Cancer on the road

Robie

New member
About 2 or 3 months ago I found a small lump on one of my testicles. Im going into the VA Monday and get it checked out. Im no hypocondriac and detest pharmaceuticals. I have little faith (read no) in the benevolence of the medical and pharmaceutical industry, particularly relative to the VA.
I have decided that whatever the diagnosis I will not die in a hospital and I will not submit to any treatment save only loosing my testicles.
I dont fear death, only the manner in which I die. On the contrary, being a spiritualist I am excited to see what comes next and have great hopes for what comes after; whatever that may be.
I have two reasons for this post. First, this is the first revelation that I have made about this, I have decided to wait for confirmation before saying anything to my family and friends.
My second reason is a bit more selfish and I apologize up front. Im not looking for sympathy, but if I do indeed have cancer, I now must acelerate some of my goals. Im thinking of starting a go fund me so that I may really travel to the places I want to go. I have 13 states and 3 continents Id like to step foot on. At the least finish up the US. I have been relatively independent and been able to rely on my navy pension to support my life but it is not enough to fast track my goals. And do not mistake this as a plea to this community for money, I know Im financially better off than many here.
I am posting this as a test run for making an announcement to my family and friends and as a way of asking opinions and advice of others. I also would be interested in hearing ideas of staying as healthy for as long as possible, homeopathic healing, and from others who are suffering or have survived cancer.
 
wow man, that's heavy. As I get older I start to notice little ways that my body is slowing down, not as quick to recover.
I agree with you; I don't want to die in a hospital or nursing home. I've seen that. No way.
I remind myself that contrary to what society tells us, that decay is natural. death is natural. just look at trees. Even when I tree falls, there's life again.
I never want to go through heavy chemo or dialysis or anything like that. I want to go out naturally; give me a bunch of psychedelics and prop me up against a red wood til nature takes me.
 
Hope everything comes back clean!

You said VA so I am gonna assume they cover your costs to have it treated but if it turns out to be expensive you can always travel down south to Mexico or Costa Rica. They have very good healthcare at much lower costs then the US.
 
Hi
Hope you're doing ok.
I feel strongly and have the same philosophy as you regarding life and death. Your words "I have decided that whatever the diagnosis I will not die in a hospital and I will not submit to any treatment ...I don't fear death, only the manner in which I die" resonate with me.

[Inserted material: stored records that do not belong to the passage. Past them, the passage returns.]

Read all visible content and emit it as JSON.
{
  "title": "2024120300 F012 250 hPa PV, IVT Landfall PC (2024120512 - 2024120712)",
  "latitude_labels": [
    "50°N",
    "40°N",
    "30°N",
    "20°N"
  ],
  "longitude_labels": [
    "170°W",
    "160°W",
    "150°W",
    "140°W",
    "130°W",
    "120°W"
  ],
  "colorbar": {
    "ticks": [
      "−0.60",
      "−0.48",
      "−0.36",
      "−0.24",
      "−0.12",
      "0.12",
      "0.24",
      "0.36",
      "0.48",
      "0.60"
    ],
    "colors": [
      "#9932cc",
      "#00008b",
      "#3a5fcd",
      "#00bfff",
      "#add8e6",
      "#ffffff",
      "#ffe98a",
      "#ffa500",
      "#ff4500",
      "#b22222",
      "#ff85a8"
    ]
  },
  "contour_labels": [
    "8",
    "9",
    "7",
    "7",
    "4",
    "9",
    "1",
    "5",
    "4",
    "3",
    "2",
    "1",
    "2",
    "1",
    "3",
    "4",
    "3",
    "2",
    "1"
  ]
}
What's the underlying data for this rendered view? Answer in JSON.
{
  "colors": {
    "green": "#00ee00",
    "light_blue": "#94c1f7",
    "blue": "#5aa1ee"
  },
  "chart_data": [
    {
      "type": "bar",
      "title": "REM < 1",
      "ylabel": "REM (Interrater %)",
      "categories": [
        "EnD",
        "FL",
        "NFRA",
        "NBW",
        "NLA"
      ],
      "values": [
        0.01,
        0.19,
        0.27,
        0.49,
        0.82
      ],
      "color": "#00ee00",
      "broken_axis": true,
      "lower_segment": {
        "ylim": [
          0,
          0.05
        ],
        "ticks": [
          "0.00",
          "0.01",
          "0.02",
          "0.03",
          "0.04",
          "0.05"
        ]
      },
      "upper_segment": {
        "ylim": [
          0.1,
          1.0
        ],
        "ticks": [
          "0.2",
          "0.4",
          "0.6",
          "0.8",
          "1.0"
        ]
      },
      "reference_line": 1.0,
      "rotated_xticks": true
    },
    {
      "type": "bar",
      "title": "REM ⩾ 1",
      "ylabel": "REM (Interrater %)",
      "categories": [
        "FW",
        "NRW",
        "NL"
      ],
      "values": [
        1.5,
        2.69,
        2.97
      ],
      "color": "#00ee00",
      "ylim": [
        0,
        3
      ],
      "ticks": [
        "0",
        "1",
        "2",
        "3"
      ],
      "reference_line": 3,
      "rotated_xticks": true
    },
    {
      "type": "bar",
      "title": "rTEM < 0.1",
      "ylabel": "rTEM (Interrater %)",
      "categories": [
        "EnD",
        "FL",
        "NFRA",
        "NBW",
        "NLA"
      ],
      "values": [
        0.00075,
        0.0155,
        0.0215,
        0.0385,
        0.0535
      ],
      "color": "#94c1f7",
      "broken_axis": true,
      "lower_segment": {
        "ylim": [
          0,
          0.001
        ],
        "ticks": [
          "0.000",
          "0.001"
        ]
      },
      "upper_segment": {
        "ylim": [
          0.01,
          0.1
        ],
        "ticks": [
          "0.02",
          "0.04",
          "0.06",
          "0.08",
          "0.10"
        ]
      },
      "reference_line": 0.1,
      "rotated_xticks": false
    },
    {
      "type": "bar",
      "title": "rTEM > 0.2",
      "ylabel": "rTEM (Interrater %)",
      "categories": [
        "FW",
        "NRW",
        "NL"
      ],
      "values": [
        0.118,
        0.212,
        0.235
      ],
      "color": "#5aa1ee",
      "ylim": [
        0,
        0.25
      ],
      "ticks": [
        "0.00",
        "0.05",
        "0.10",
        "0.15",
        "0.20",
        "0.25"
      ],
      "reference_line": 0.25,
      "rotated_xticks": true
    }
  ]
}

The people in white coats can't be trusted most of the time. They will try to upsell you on a diagnosis.

In the 1990s they tried to sell my mom on a "dark spot" on a mammogram that needed "immediate attention." 30 years later and no treatment, she's still alive and well. It was a scam.

Now I am told I have a uterine cyst. I'm getting an ultrasound because I can't get an IUD if I have a cyst. If I could not need birth control, I would never go to the gyn. (Can't wait for menopause). Now I look online and it says most uterine cysts/fibroids go away on their own. I wonder what they're going to try to sell me on.
 
I know that they very in quality quite a bit, but my buddy, now deceased, had only the highest praise for the quality of care he received from his local VA, which was Palo Alto. They did everything way beyond what he expected of them. Things change, and you may be surprised.